給桑開始から27日目の6月28日、1週間モリモリ食べ続けたカイコの多くは、食べるのをやめて、時々首を振っています。体も一回り小さくなり、黄色っぽくなりました。
熟蚕(じゅくさん)です。
熟蚕とは、繭をつくる準備ができた状態のカイコのことです。それまで飼育容器にふたをしなくても決して逃げなかったカイコが、熟蚕になると、容器の隅や縁を歩き回ります。こうした行動をしているカイコは、蔟(まぶし)へ移動します。蔟とは、カイコが繭を作るしきりです。博物館では板ダンボールを切って格子にしたものを蔟にしています。養蚕農家では、熟蚕のカイコを蔟へ移す作業のことを上蔟(じょうぞく)と呼びます。
早速、飼育展示も蔟の展示へ切り替えました。
上蔟から1日経ったカイコは、すでに繭の形ができています。まだ薄く、中が少し透けています。あと1日、つまり、作り始めてから丸2日で繭は完成します。

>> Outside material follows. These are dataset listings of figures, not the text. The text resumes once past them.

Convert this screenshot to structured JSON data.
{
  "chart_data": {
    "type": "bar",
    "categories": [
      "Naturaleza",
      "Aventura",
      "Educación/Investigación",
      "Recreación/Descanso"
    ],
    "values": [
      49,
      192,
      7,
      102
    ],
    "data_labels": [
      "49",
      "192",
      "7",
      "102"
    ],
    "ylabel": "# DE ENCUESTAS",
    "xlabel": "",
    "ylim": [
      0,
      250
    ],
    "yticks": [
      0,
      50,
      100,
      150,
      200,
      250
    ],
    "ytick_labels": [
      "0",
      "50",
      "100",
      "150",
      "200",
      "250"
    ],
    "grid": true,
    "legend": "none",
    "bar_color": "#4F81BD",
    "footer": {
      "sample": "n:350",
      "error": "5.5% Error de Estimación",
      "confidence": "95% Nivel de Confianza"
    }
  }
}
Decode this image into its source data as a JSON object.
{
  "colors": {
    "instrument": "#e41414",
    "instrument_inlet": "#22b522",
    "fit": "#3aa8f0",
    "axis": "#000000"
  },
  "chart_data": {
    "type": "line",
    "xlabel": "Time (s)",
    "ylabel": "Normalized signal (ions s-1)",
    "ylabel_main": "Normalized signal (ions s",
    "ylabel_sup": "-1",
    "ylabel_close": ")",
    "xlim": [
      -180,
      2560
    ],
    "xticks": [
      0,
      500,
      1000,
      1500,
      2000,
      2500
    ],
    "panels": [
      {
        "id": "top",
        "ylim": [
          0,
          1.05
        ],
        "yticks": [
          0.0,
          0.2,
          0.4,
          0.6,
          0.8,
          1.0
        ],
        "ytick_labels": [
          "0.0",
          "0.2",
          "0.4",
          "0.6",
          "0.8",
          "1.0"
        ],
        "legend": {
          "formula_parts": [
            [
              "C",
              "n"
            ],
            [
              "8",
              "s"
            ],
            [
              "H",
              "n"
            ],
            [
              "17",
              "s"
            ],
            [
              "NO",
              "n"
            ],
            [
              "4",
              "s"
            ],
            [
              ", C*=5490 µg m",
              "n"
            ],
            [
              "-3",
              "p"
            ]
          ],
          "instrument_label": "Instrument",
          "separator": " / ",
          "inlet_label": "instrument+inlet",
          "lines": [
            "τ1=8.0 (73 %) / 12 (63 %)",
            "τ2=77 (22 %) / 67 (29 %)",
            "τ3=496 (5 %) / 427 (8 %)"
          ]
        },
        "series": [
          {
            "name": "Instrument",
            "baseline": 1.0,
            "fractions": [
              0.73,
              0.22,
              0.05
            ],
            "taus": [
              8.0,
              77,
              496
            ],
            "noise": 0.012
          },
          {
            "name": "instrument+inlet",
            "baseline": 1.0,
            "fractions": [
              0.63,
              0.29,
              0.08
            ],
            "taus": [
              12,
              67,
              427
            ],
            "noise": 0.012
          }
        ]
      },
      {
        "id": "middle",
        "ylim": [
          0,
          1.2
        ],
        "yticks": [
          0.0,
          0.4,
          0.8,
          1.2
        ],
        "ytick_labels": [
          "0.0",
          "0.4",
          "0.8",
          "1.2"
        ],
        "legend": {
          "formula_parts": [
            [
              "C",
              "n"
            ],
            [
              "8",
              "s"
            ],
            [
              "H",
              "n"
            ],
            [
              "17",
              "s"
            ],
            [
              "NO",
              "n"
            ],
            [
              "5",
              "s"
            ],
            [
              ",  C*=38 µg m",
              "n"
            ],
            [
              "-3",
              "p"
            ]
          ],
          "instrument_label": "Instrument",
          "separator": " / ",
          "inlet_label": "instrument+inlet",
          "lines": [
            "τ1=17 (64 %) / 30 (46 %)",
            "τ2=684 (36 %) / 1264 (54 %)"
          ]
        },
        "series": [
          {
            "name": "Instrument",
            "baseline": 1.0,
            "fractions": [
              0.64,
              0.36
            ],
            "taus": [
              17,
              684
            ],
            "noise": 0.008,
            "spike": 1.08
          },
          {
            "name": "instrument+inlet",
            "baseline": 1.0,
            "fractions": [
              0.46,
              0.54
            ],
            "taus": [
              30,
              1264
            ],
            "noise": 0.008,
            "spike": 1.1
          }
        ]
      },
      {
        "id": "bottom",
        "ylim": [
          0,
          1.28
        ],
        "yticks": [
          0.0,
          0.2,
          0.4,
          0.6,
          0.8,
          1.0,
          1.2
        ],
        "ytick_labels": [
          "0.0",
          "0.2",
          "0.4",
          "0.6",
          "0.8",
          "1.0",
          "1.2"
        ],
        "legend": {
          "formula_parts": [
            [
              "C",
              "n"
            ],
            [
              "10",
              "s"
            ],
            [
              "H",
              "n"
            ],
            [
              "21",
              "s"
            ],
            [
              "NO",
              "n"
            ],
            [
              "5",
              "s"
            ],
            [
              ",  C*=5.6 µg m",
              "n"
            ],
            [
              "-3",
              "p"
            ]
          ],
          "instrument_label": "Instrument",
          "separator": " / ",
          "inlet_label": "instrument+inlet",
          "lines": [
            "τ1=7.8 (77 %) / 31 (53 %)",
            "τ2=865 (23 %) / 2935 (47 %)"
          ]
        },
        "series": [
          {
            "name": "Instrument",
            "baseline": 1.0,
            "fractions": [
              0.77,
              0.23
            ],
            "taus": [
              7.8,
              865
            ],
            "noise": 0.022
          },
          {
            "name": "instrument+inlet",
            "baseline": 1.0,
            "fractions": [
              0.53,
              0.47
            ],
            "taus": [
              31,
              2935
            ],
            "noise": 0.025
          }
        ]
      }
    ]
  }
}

こちらは、バックライトを当てているので、中でカイコが動いているのがわかります。
繭が完成すると、さらに2日で蛹(さなぎ)になります。それから10日、つまり、繭を作り始めてからちょうど2週間で成虫に羽化します。
ただし、養蚕は繭の収穫が目的なので、繭が完成して数日したところで乾燥させます。博物館では、観察と展示のために数個の繭を残して成虫に羽化させます。飼育展示のしめくくりとして、成虫もこちらへ展示する予定です。